Addressing digital security across business fields, Business at OECD members participated in an OECD Workshop on Digital Security and Resilience in Critical Infrastructures and Essential Services earlier this month in Paris to contribute to the OECD‘s Going Digital Project.
The OECD Going Digital Project was officially launched in Berlin in 2017 and aims to examine how the digital transformation affects policy-making across a large spectrum of policy areas, including competition, consumer policy, digital economy policy (privacy, security, infrastructure, economic impact), science, technology and innovation, industry and entrepreneurship, insurance and private pensions, financial markets, fiscal affairs and taxation and much more.

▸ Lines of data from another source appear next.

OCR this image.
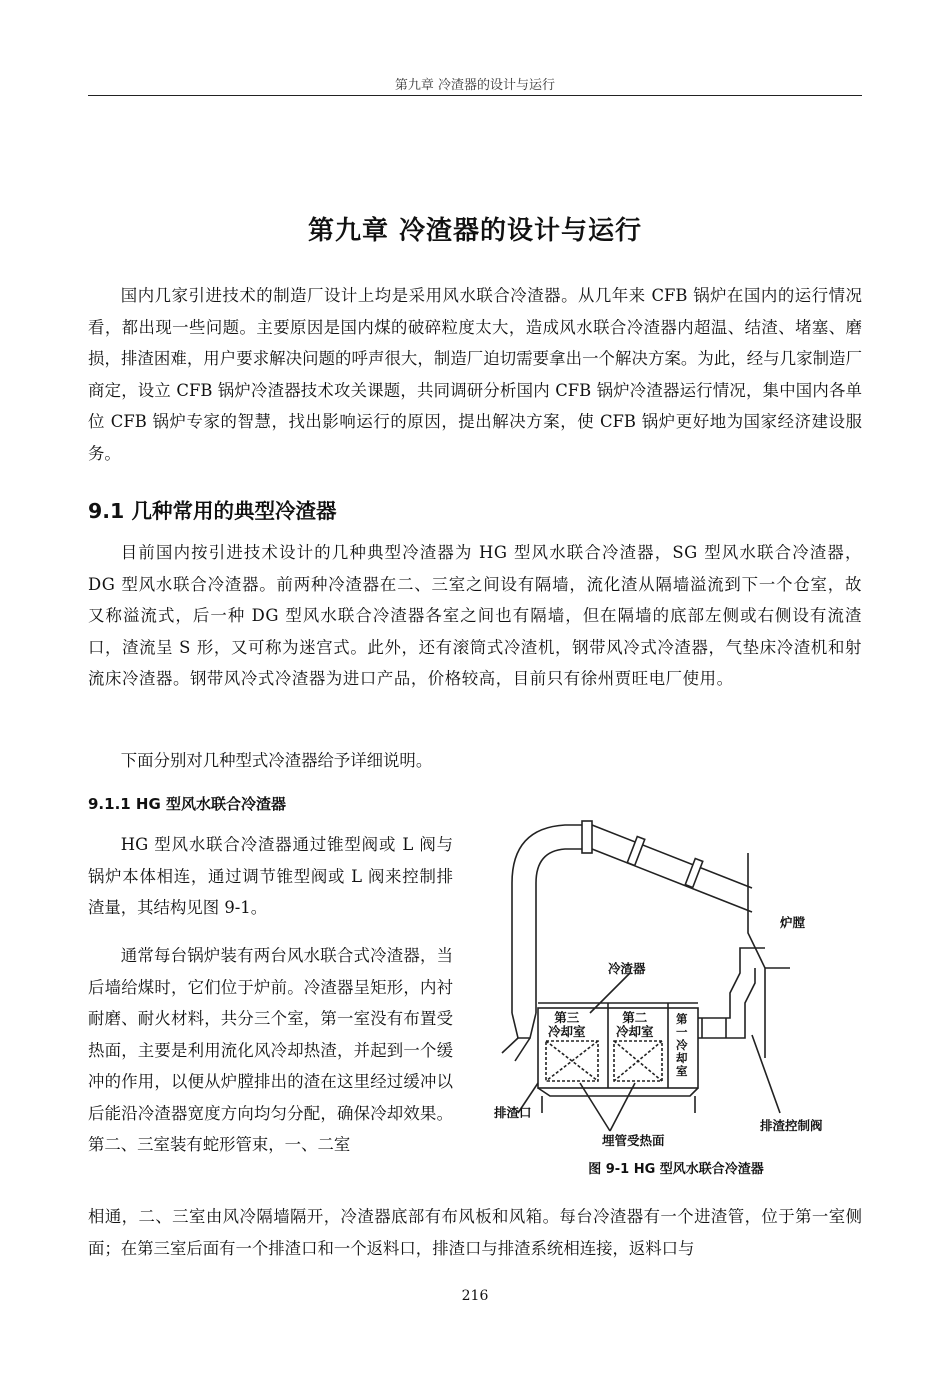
第九章 冷渣器的设计与运行
第九章 冷渣器的设计与运行

国内几家引进技术的制造厂设计上均是采用风水联合冷渣器。从几年来 CFB 锅炉在国内的运行情况看，都出现一些问题。主要原因是国内煤的破碎粒度太大，造成风水联合冷渣器内超温、结渣、堵塞、磨损，排渣困难，用户要求解决问题的呼声很大，制造厂迫切需要拿出一个解决方案。为此，经与几家制造厂商定，设立 CFB 锅炉冷渣器技术攻关课题，共同调研分析国内 CFB 锅炉冷渣器运行情况，集中国内各单位 CFB 锅炉专家的智慧，找出影响运行的原因，提出解决方案，使 CFB 锅炉更好地为国家经济建设服务。

9.1 几种常用的典型冷渣器

目前国内按引进技术设计的几种典型冷渣器为 HG 型风水联合冷渣器，SG 型风水联合冷渣器，DG 型风水联合冷渣器。前两种冷渣器在二、三室之间设有隔墙，流化渣从隔墙溢流到下一个仓室，故又称溢流式，后一种 DG 型风水联合冷渣器各室之间也有隔墙，但在隔墙的底部左侧或右侧设有流渣口，渣流呈 S 形，又可称为迷宫式。此外，还有滚筒式冷渣机，钢带风冷式冷渣器，气垫床冷渣机和射流床冷渣器。钢带风冷式冷渣器为进口产品，价格较高，目前只有徐州贾旺电厂使用。

下面分别对几种型式冷渣器给予详细说明。

9.1.1 HG 型风水联合冷渣器

HG 型风水联合冷渣器通过锥型阀或 L 阀与锅炉本体相连，通过调节锥型阀或 L 阀来控制排渣量，其结构见图 9-1。

通常每台锅炉装有两台风水联合式冷渣器，当后墙给煤时，它们位于炉前。冷渣器呈矩形，内衬耐磨、耐火材料，共分三个室，第一室没有布置受热面，主要是利用流化风冷却热渣，并起到一个缓冲的作用，以便从炉膛排出的渣在这里经过缓冲以后能沿冷渣器宽度方向均匀分配，确保冷却效果。第二、三室装有蛇形管束，一、二室

相通，二、三室由风冷隔墙隔开，冷渣器底部有布风板和风箱。每台冷渣器有一个进渣管，位于第一室侧面；在第三室后面有一个排渣口和一个返料口，排渣口与排渣系统相连接，返料口与

炉膛
冷渣器
第三
冷却室
第二
冷却室
第
一
冷
却
室
排渣口
埋管受热面
排渣控制阀
图 9-1 HG 型风水联合冷渣器
216
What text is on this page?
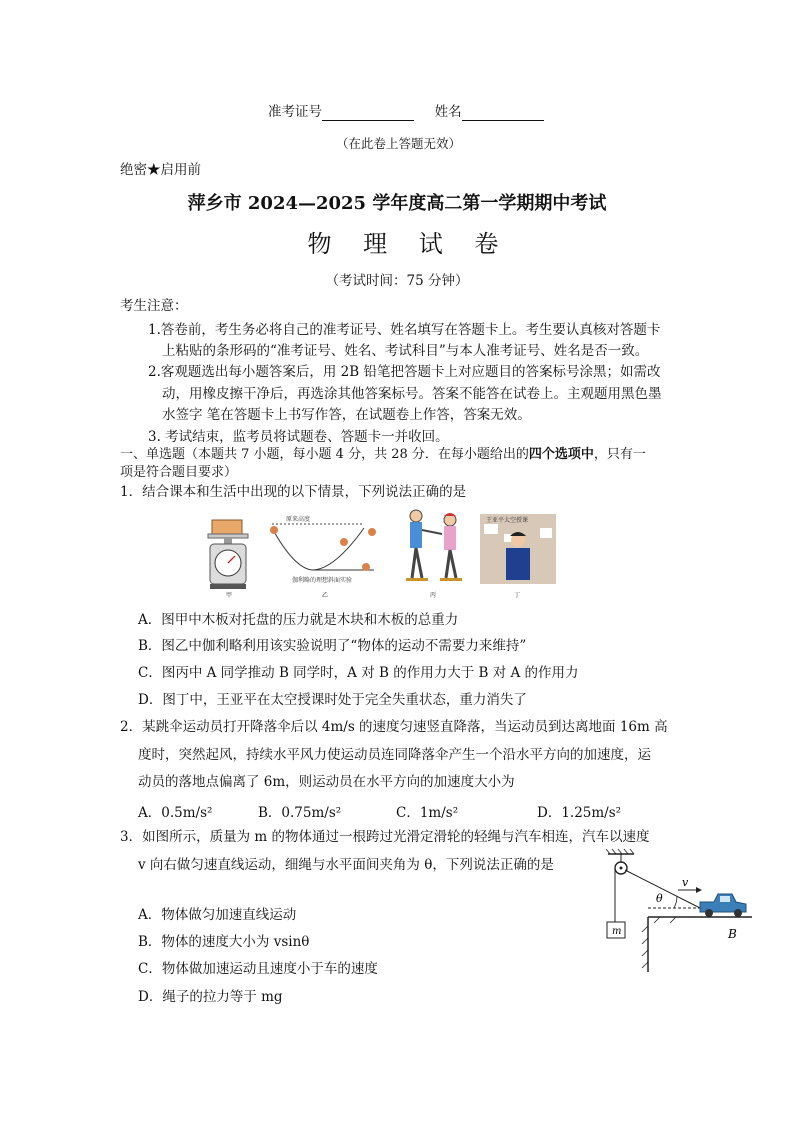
准考证号	姓名
（在此卷上答题无效）
绝密★启用前
萍乡市 2024—2025 学年度高二第一学期期中考试
物 理 试 卷
（考试时间：75 分钟）
考生注意：
1.答卷前，考生务必将自己的准考证号、姓名填写在答题卡上。考生要认真核对答题卡
上粘贴的条形码的“准考证号、姓名、考试科目”与本人准考证号、姓名是否一致。
2.客观题选出每小题答案后，用 2B 铅笔把答题卡上对应题目的答案标号涂黑；如需改
动，用橡皮擦干净后，再选涂其他答案标号。答案不能答在试卷上。主观题用黑色墨
水签字 笔在答题卡上书写作答，在试题卷上作答，答案无效。
3. 考试结束，监考员将试题卷、答题卡一并收回。
一、单选题（本题共 7 小题，每小题 4 分，共 28 分．在每小题给出的四个选项中，只有一
项是符合题目要求）
1．结合课本和生活中出现的以下情景，下列说法正确的是
甲
原来高度
伽利略的理想斜面实验
乙	丙
王亚平太空授课
丁
A．图甲中木板对托盘的压力就是木块和木板的总重力
B．图乙中伽利略利用该实验说明了“物体的运动不需要力来维持”
C．图丙中 A 同学推动 B 同学时，A 对 B 的作用力大于 B 对 A 的作用力
D．图丁中，王亚平在太空授课时处于完全失重状态，重力消失了
2．某跳伞运动员打开降落伞后以 4m/s 的速度匀速竖直降落，当运动员到达离地面 16m 高
度时，突然起风，持续水平风力使运动员连同降落伞产生一个沿水平方向的加速度，运
动员的落地点偏离了 6m，则运动员在水平方向的加速度大小为
A．0.5m/s²	B．0.75m/s²	C．1m/s²	D．1.25m/s²
3．如图所示，质量为 m 的物体通过一根跨过光滑定滑轮的轻绳与汽车相连，汽车以速度
v 向右做匀速直线运动，细绳与水平面间夹角为 θ，下列说法正确的是
m
θ
v
B
A．物体做匀加速直线运动
B．物体的速度大小为 vsinθ
C．物体做加速运动且速度小于车的速度
D．绳子的拉力等于 mg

The project will draw on national experiences and policy experimentation occurring across the OECD’s 35 member countries, its accession countries, key partners and many other economies involved in the OECD’s work.
At the meeting earlier this month, which featured USCIB member Chris Boyer (AT&T), Business at OECD members emphasized the importance of a multi-stakeholder approach to cooperation and information exchange between actors – business, government, civil society and the technical community – to ensure effective and appropriate security and privacy protections.
“Importantly, workshop participants underscored the importance of using existing OECD consensus-based and multi-stakeholder developed security and privacy frameworks – the 2015 OECD Digital Risk Management for Economic and Society Prosperity and the 2013 OECD Privacy Framework,” said Barbara Wanner, USCIB Vice President for ICT Policy. “There is no need for OECD member nations – or non-member nations – who are looking to improve their approaches to security and privacy to ‘reinvent the wheel’ because these two products serve as solid building blocks,” Wanner said.